The markets have become incredibly volatile as investors vacillate between these outcomes


The first two weeks of July were dark indeed, as investors feared that high oil prices were both heralding recession and preventing central banks from taking action by cutting interest rates. That environment was pretty bleak for risky assets, with equities falling and credit spreads rising. The repeated falls in the share prices of Fannie Mae and Freddie Mac added to the sense of crisis.

Two things then changed the tone. The first was a fall in the oil price from its $147-a-barrel peak. The second was the rescue of Fannie Mae and Freddie Mac and some better-than-expected results from the banking sector. The market's economic and financial worries were eased at the same time; equities rallied sharply (particularly bank stocks) and credit spreads narrowed again. The ten-year Treasury bond yield rose in a week from 3.83% to 4.15%.


But on July 24th, the markets suffered a relapse. A set of negative economic data in Europe and America, together with fears about the health of Washington Mutual, sent the Dow Jones Industrial Average down 283 points and pushed the ten-year Treasury bond yield back down to 4.02%.

All this volatility has led to some contradictory-looking moves. Normally gold is seen as a hedge against inflation. You can thus count on the bullion price to rise as Treasury bond yields are increasing. But as the chart shows, this has not been happening since mid-July. Gold has been moving hand-in-glove with oil (as part of the commodity asset class) and in the opposite direction of the dollar (since it is seen as an alternative currency).

This market chaos is understandable; the trade-offs are complex. The fall in the oil price will eventually bring the headline inflation-rate down. That sounds like good news for both equities and government bonds.

But what if the decline in the oil price is the result of a global recession? That would hardly be positive for stock markets. And what if a falling headline inflation rate gives the green light for the central banks to cut interest rates? Coupled with the willingness of the authorities to rescue the banking system, that would suggest a long-term inflationary bias in the economy and thus be bad news for Treasury bonds. “Investors should not be distracted or trapped into dismantling portfolio inflation defences by either the current growth slowdown or by the vagaries of the spot oil price,” says Tim Bond, head of global asset allocation at Barclays Capital, in his latest note.

Despite Mr Bond, investors show every sign of being distracted by the details of the current slowdown. The latest euro-zone purchasing managers' survey, for example, appeared to point to a second-quarter fall in GDP. The highly erratic British retail sales numbers for June wiped out the strong gain recorded in May. American initial jobless claims jumped to 406,000 in the latest week, while existing home sales dropped to their lowest level in a decade. As Alan Ruskin of the Royal bank of Scotland remarked, this was a contest among the G7 nations to see who could post the worst numbers.

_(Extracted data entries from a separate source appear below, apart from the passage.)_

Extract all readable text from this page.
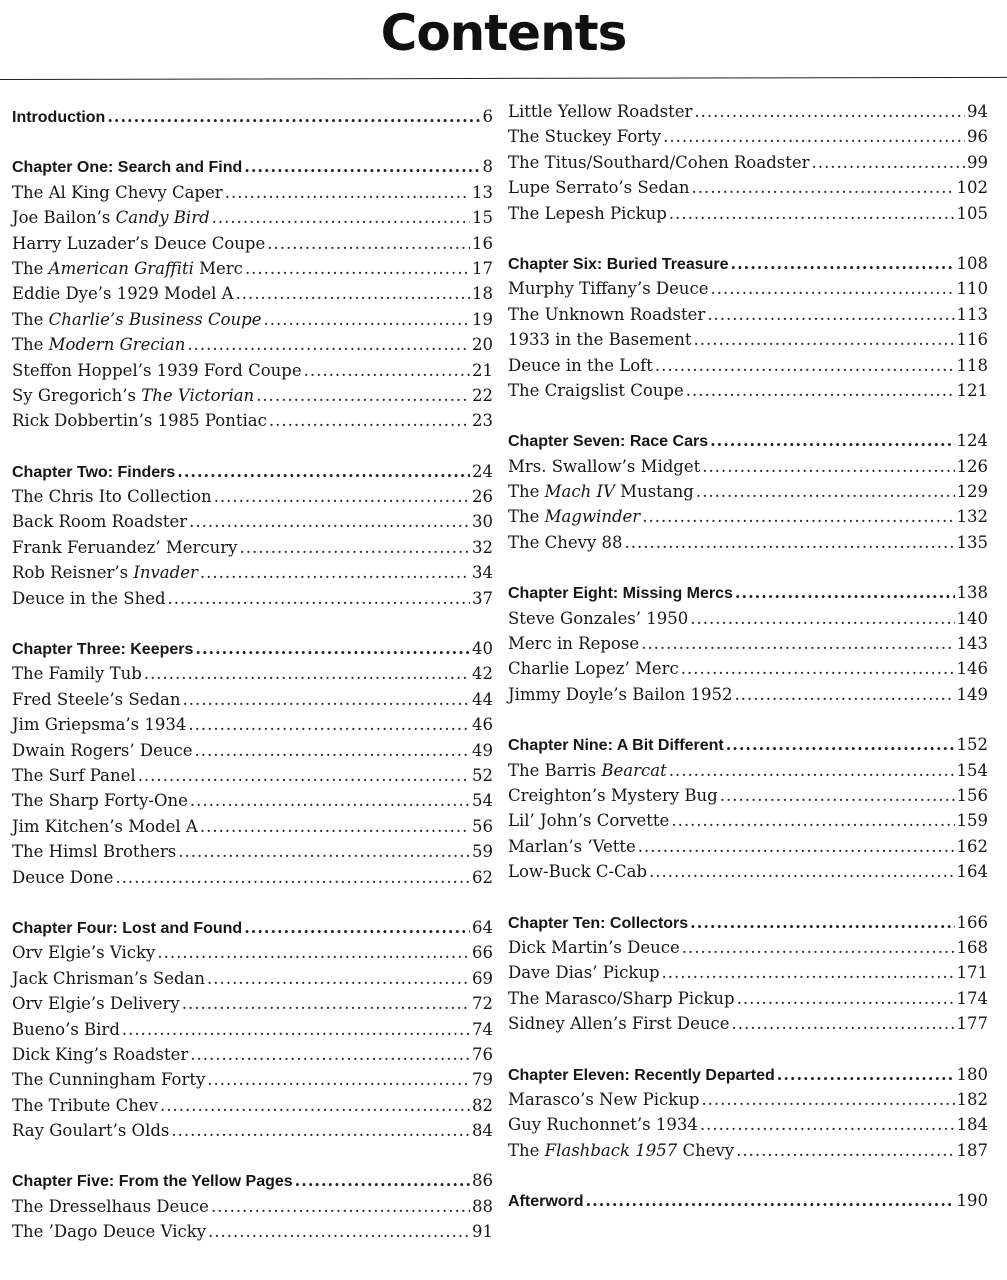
Contents
Introduction .....	6
Chapter One: Search and Find .....	8
The Al King Chevy Caper .....	13
Joe Bailon’s Candy Bird .....	15
Harry Luzader’s Deuce Coupe .....	16
The American Graffiti Merc .....	17
Eddie Dye’s 1929 Model A .....	18
The Charlie’s Business Coupe .....	19
The Modern Grecian .....	20
Steffon Hoppel’s 1939 Ford Coupe .....	21
Sy Gregorich’s The Victorian .....	22
Rick Dobbertin’s 1985 Pontiac .....	23
Chapter Two: Finders .....	24
The Chris Ito Collection .....	26
Back Room Roadster .....	30
Frank Feruandez’ Mercury .....	32
Rob Reisner’s Invader .....	34
Deuce in the Shed .....	37
Chapter Three: Keepers .....	40
The Family Tub .....	42
Fred Steele’s Sedan .....	44
Jim Griepsma’s 1934 .....	46
Dwain Rogers’ Deuce .....	49
The Surf Panel .....	52
The Sharp Forty-One .....	54
Jim Kitchen’s Model A .....	56
The Himsl Brothers .....	59
Deuce Done .....	62
Chapter Four: Lost and Found .....	64
Orv Elgie’s Vicky .....	66
Jack Chrisman’s Sedan .....	69
Orv Elgie’s Delivery .....	72
Bueno’s Bird .....	74
Dick King’s Roadster .....	76
The Cunningham Forty .....	79
The Tribute Chev .....	82
Ray Goulart’s Olds .....	84
Chapter Five: From the Yellow Pages .....	86
The Dresselhaus Deuce .....	88
The ’Dago Deuce Vicky .....	91
Little Yellow Roadster .....	94
The Stuckey Forty .....	96
The Titus/Southard/Cohen Roadster .....	99
Lupe Serrato’s Sedan .....	102
The Lepesh Pickup .....	105
Chapter Six: Buried Treasure .....	108
Murphy Tiffany’s Deuce .....	110
The Unknown Roadster .....	113
1933 in the Basement .....	116
Deuce in the Loft .....	118
The Craigslist Coupe .....	121
Chapter Seven: Race Cars .....	124
Mrs. Swallow’s Midget .....	126
The Mach IV Mustang .....	129
The Magwinder .....	132
The Chevy 88 .....	135
Chapter Eight: Missing Mercs .....	138
Steve Gonzales’ 1950 .....	140
Merc in Repose .....	143
Charlie Lopez’ Merc .....	146
Jimmy Doyle’s Bailon 1952 .....	149
Chapter Nine: A Bit Different .....	152
The Barris Bearcat .....	154
Creighton’s Mystery Bug .....	156
Lil’ John’s Corvette .....	159
Marlan’s ’Vette .....	162
Low-Buck C-Cab .....	164
Chapter Ten: Collectors .....	166
Dick Martin’s Deuce .....	168
Dave Dias’ Pickup .....	171
The Marasco/Sharp Pickup .....	174
Sidney Allen’s First Deuce .....	177
Chapter Eleven: Recently Departed .....	180
Marasco’s New Pickup .....	182
Guy Ruchonnet’s 1934 .....	184
The Flashback 1957 Chevy .....	187
Afterword .....	190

What makes the situation so obscure is the leads and lags in the economic data. The global economy is still absorbing the impact of the rise in oil above $100 a barrel, let alone its subsequent gains. And the Federal Reserve's long series of rate cuts are still working their way through the system. Then there is the American tax rebate, still sitting in many consumers' bank accounts.

That suggests both the inflationists and the deflationists are going to have plenty of ammunition over the next few months. In turn, that will make it hard for investors to make a decisive choice, and that means the volatility in financial markets will continue over the next few months.

Long term, the inflationists look to have a better case. The world has paper money and the central bank that runs its reserve currency (the dollar) has repeatedly erred on the side of loose monetary policy, for economic and financial reasons. Emerging markets, nowadays the drivers of global growth, have loose monetary policies in aggregate. Treasury bonds may occasionally benefit from flights to safety over the next few months, particularly as the banking sector continues to struggle. But it is hard to believe that yields of 4% or so will look good value in five years' time.